In mid-June, the "Bring Our Families Home Campaign" wrote a letter to Biden formally asking that he meet with the campaign's leadership team, stating that it "has become clear to us that without your direct involvement, other issues will continue to overshadow the release of our innocent family members."
In the days following that letter, Secretary of State Antony Blinken met with families of Americans held hostage and wrongfully detained abroad. He did not promise a meeting with Biden, but sought to assure them that the administration is making every effort to bring their loved ones home.
Jonathan Franks, the spokesperson for the campaign, said in a statement Wednesday that "so far, the Campaign has not received a reply."
There has been growing frustration among the families of those of wrongful detainees abroad who feel that the Biden administration is not doing enough to secure their loved ones' releases. In recent weeks, several of those detainees themselves have appealed directly to Biden to try to get him to do more.
Paul Whelan, who is also detained in Russia, said in a statement on Monday, "As the United States celebrates Independence Day, American citizens held hostage throughout the world are reminded that freedom is not free."
Elizabeth Whelan, Paul Whelan's brother, said she is furious that Biden has still not spoken with her family.
"I want Brittney home as much as anybody else does.
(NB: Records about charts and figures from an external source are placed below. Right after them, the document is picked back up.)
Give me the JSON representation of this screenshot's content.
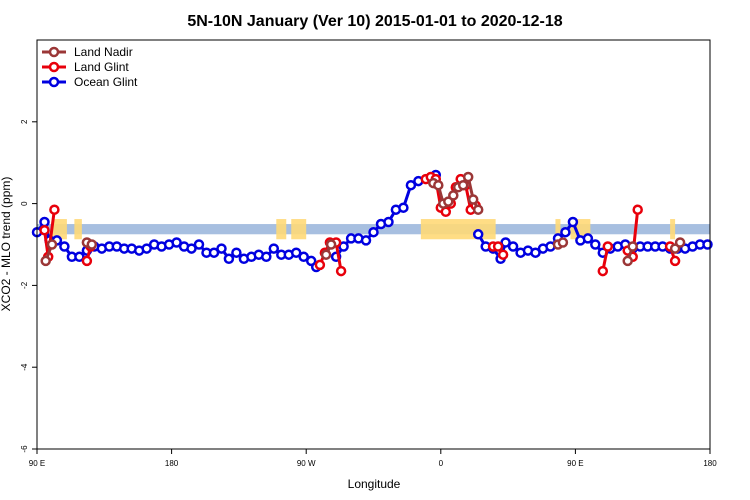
{
  "chart_data": {
    "type": "line",
    "title": "5N-10N January (Ver 10)   2015-01-01 to 2020-12-18",
    "xlabel": "Longitude",
    "ylabel": "XCO2 - MLO trend (ppm)",
    "xlim": [
      -90,
      180
    ],
    "ylim": [
      -6,
      4
    ],
    "x_ticks": [
      {
        "value": -90,
        "label": "90 E"
      },
      {
        "value": -36,
        "label": "180"
      },
      {
        "value": 18,
        "label": "90 W"
      },
      {
        "value": 72,
        "label": "0"
      },
      {
        "value": 126,
        "label": "90 E"
      },
      {
        "value": 180,
        "label": "180"
      }
    ],
    "y_ticks": [
      {
        "value": -6,
        "label": "-6"
      },
      {
        "value": -4,
        "label": "-4"
      },
      {
        "value": -2,
        "label": "-2"
      },
      {
        "value": 0,
        "label": "0"
      },
      {
        "value": 2,
        "label": "2"
      }
    ],
    "grid": false,
    "legend_position": "top-left",
    "band": {
      "ymin": -0.75,
      "ymax": -0.5,
      "color": "#a7bfe0",
      "land_color": "#ffd978"
    },
    "land_segments": [
      [
        -84,
        -78
      ],
      [
        -75,
        -72
      ],
      [
        6,
        10
      ],
      [
        12,
        18
      ],
      [
        64,
        94
      ],
      [
        118,
        120
      ],
      [
        124,
        132
      ],
      [
        164,
        166
      ]
    ],
    "series": [
      {
        "name": "Land Nadir",
        "color": "#9b3737",
        "segments": [
          [
            [
              -86.5,
              -1.4
            ],
            [
              -84,
              -1.0
            ]
          ],
          [
            [
              -70,
              -0.95
            ],
            [
              -68,
              -1.0
            ]
          ],
          [
            [
              26,
              -1.25
            ],
            [
              28,
              -1.0
            ]
          ],
          [
            [
              69,
              0.5
            ],
            [
              71,
              0.45
            ],
            [
              73,
              0
            ],
            [
              75,
              0.05
            ],
            [
              77,
              0.2
            ],
            [
              79,
              0.4
            ],
            [
              81,
              0.45
            ],
            [
              83,
              0.65
            ],
            [
              85,
              0.1
            ],
            [
              87,
              -0.15
            ]
          ],
          [
            [
              119,
              -1.0
            ],
            [
              121,
              -0.95
            ]
          ],
          [
            [
              147,
              -1.4
            ],
            [
              149,
              -1.05
            ]
          ],
          [
            [
              166,
              -1.1
            ],
            [
              168,
              -0.95
            ]
          ]
        ]
      },
      {
        "name": "Land Glint",
        "color": "#e8000b",
        "segments": [
          [
            [
              -87,
              -0.65
            ],
            [
              -85.5,
              -1.3
            ],
            [
              -83,
              -0.15
            ]
          ],
          [
            [
              -70,
              -1.4
            ],
            [
              -68.5,
              -1.05
            ]
          ],
          [
            [
              23.5,
              -1.5
            ],
            [
              25.5,
              -1.2
            ],
            [
              27.5,
              -0.95
            ],
            [
              30,
              -0.95
            ],
            [
              32,
              -1.65
            ]
          ],
          [
            [
              66,
              0.6
            ],
            [
              68,
              0.65
            ],
            [
              70,
              0.6
            ],
            [
              72,
              -0.1
            ],
            [
              74,
              -0.2
            ],
            [
              76,
              0.0
            ],
            [
              78,
              0.4
            ],
            [
              80,
              0.6
            ],
            [
              82,
              0.45
            ],
            [
              84,
              -0.15
            ],
            [
              86,
              -0.05
            ]
          ],
          [
            [
              93,
              -1.05
            ],
            [
              95,
              -1.05
            ],
            [
              97,
              -1.25
            ]
          ],
          [
            [
              137,
              -1.65
            ],
            [
              139,
              -1.05
            ]
          ],
          [
            [
              147,
              -1.15
            ],
            [
              149,
              -1.3
            ],
            [
              151,
              -0.15
            ]
          ],
          [
            [
              164,
              -1.05
            ],
            [
              166,
              -1.4
            ]
          ]
        ]
      },
      {
        "name": "Ocean Glint",
        "color": "#0000e0",
        "segments": [
          [
            [
              -90,
              -0.7
            ],
            [
              -87,
              -0.45
            ],
            [
              -85,
              -0.9
            ],
            [
              -82,
              -0.9
            ],
            [
              -79,
              -1.05
            ],
            [
              -76,
              -1.3
            ],
            [
              -73,
              -1.3
            ],
            [
              -70,
              -1.15
            ],
            [
              -67,
              -1.05
            ],
            [
              -64,
              -1.1
            ],
            [
              -61,
              -1.05
            ],
            [
              -58,
              -1.05
            ],
            [
              -55,
              -1.1
            ],
            [
              -52,
              -1.1
            ],
            [
              -49,
              -1.15
            ],
            [
              -46,
              -1.1
            ],
            [
              -43,
              -1.0
            ],
            [
              -40,
              -1.05
            ],
            [
              -37,
              -1.0
            ],
            [
              -34,
              -0.95
            ],
            [
              -31,
              -1.05
            ],
            [
              -28,
              -1.1
            ],
            [
              -25,
              -1.0
            ],
            [
              -22,
              -1.2
            ],
            [
              -19,
              -1.2
            ],
            [
              -16,
              -1.1
            ],
            [
              -13,
              -1.35
            ],
            [
              -10,
              -1.2
            ],
            [
              -7,
              -1.35
            ],
            [
              -4,
              -1.3
            ],
            [
              -1,
              -1.25
            ],
            [
              2,
              -1.3
            ],
            [
              5,
              -1.1
            ],
            [
              8,
              -1.25
            ],
            [
              11,
              -1.25
            ],
            [
              14,
              -1.2
            ],
            [
              17,
              -1.3
            ],
            [
              20,
              -1.4
            ],
            [
              22,
              -1.55
            ]
          ],
          [
            [
              30,
              -1.3
            ],
            [
              33,
              -1.05
            ],
            [
              36,
              -0.85
            ],
            [
              39,
              -0.85
            ],
            [
              42,
              -0.9
            ],
            [
              45,
              -0.7
            ],
            [
              48,
              -0.5
            ],
            [
              51,
              -0.45
            ],
            [
              54,
              -0.15
            ],
            [
              57,
              -0.1
            ],
            [
              60,
              0.45
            ],
            [
              63,
              0.55
            ],
            [
              70,
              0.7
            ]
          ],
          [
            [
              87,
              -0.75
            ],
            [
              90,
              -1.05
            ],
            [
              93,
              -1.1
            ],
            [
              96,
              -1.35
            ],
            [
              98,
              -0.95
            ],
            [
              101,
              -1.05
            ],
            [
              104,
              -1.2
            ],
            [
              107,
              -1.15
            ],
            [
              110,
              -1.2
            ],
            [
              113,
              -1.1
            ],
            [
              116,
              -1.05
            ],
            [
              119,
              -0.85
            ],
            [
              122,
              -0.7
            ],
            [
              125,
              -0.45
            ],
            [
              128,
              -0.9
            ],
            [
              131,
              -0.85
            ],
            [
              134,
              -1.0
            ],
            [
              137,
              -1.2
            ],
            [
              140,
              -1.1
            ],
            [
              143,
              -1.05
            ],
            [
              146,
              -1.0
            ],
            [
              149,
              -1.1
            ],
            [
              152,
              -1.05
            ],
            [
              155,
              -1.05
            ],
            [
              158,
              -1.05
            ],
            [
              161,
              -1.05
            ],
            [
              164,
              -1.1
            ],
            [
              167,
              -1.1
            ],
            [
              170,
              -1.1
            ],
            [
              173,
              -1.05
            ],
            [
              176,
              -1.0
            ],
            [
              179,
              -1.0
            ]
          ]
        ]
      }
    ]
  }
}
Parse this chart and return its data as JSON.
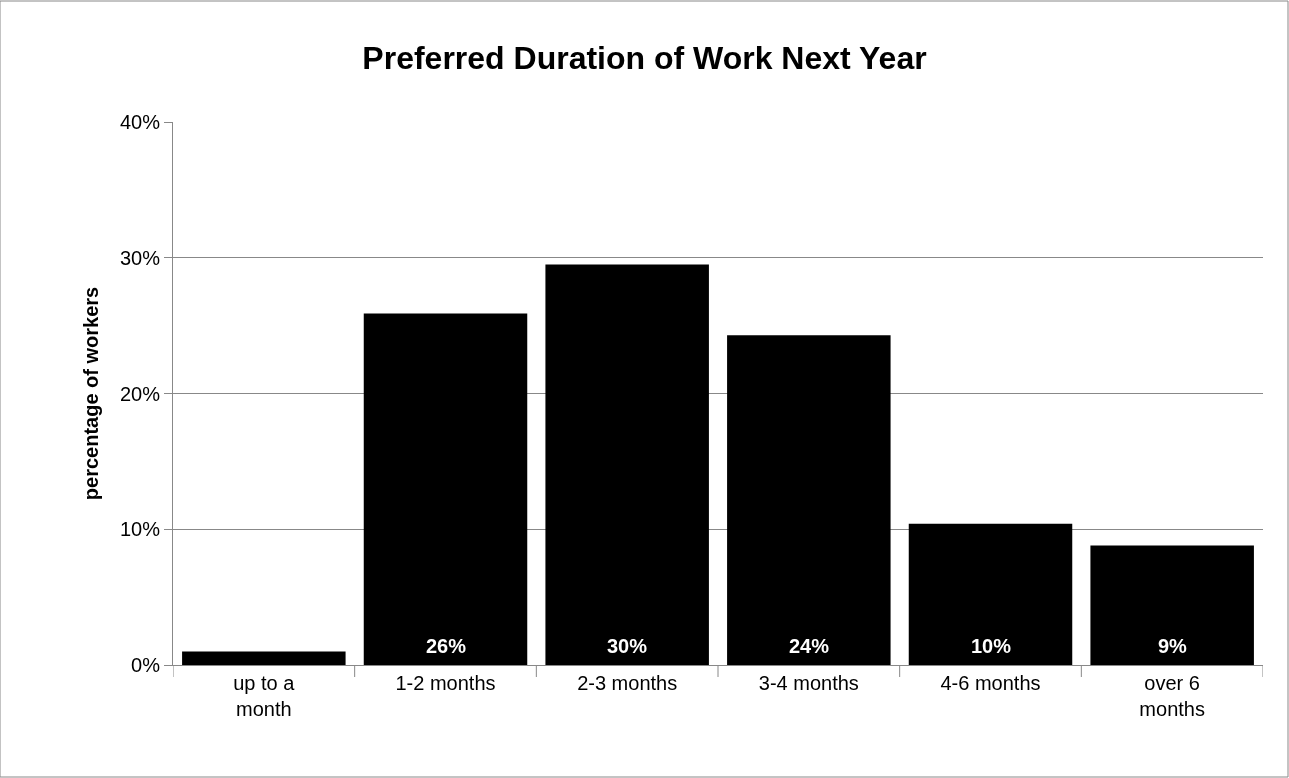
{
  "chart_data": {
    "type": "bar",
    "title": "Preferred Duration of Work Next Year",
    "ylabel": "percentage of workers",
    "categories": [
      "up to a month",
      "1-2 months",
      "2-3 months",
      "3-4 months",
      "4-6 months",
      "over 6 months"
    ],
    "values": [
      1.0,
      25.9,
      29.5,
      24.3,
      10.4,
      8.8
    ],
    "value_labels": [
      null,
      "26%",
      "30%",
      "24%",
      "10%",
      "9%"
    ],
    "color": "#000000",
    "ylim": [
      0,
      40
    ],
    "yticks": [
      {
        "value": 0,
        "label": "0%"
      },
      {
        "value": 10,
        "label": "10%"
      },
      {
        "value": 20,
        "label": "20%"
      },
      {
        "value": 30,
        "label": "30%"
      },
      {
        "value": 40,
        "label": "40%"
      }
    ],
    "grid": "y",
    "legend": false
  }
}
But why is Paul not getting the same type of level of attention? Why are the Whelans not getting a call? Why is Paul not going to have a letter written by the President? (Paul's) made plenty of statements to the President," she told CNN. "I'm really angry. I'm really angry."
"If you want to undermine the Whelan family trust even more than it has been -- bravo. Mission accomplished," she added.
Last week, Siamak Namazi, who has been jailed in Iran since 2015, had an opinion piece published in The New York Times, writing, "I am compelled to break that silence now because I believe that the Biden administration's approach to rescuing Americans in distress in Iran has failed spectacularly so far and unless the president intervenes immediately, we are likely to languish in this abyss for the foreseeable future."
Franks noted that "when wrongfully detained Americans communicate publicly from behind bars, they risk being punished for doing so which makes their courage all the more remarkable."
"That our constituent families' loved ones felt the need to write these open communications to President Biden speaks to the extent to which many hostage families feel let down, left behind, and often ghosted by decision makers in the West Wing. When families do receive 'replies' they are often perfunctory and non-responsive," he said in the statement.
This story has been updated with additional information.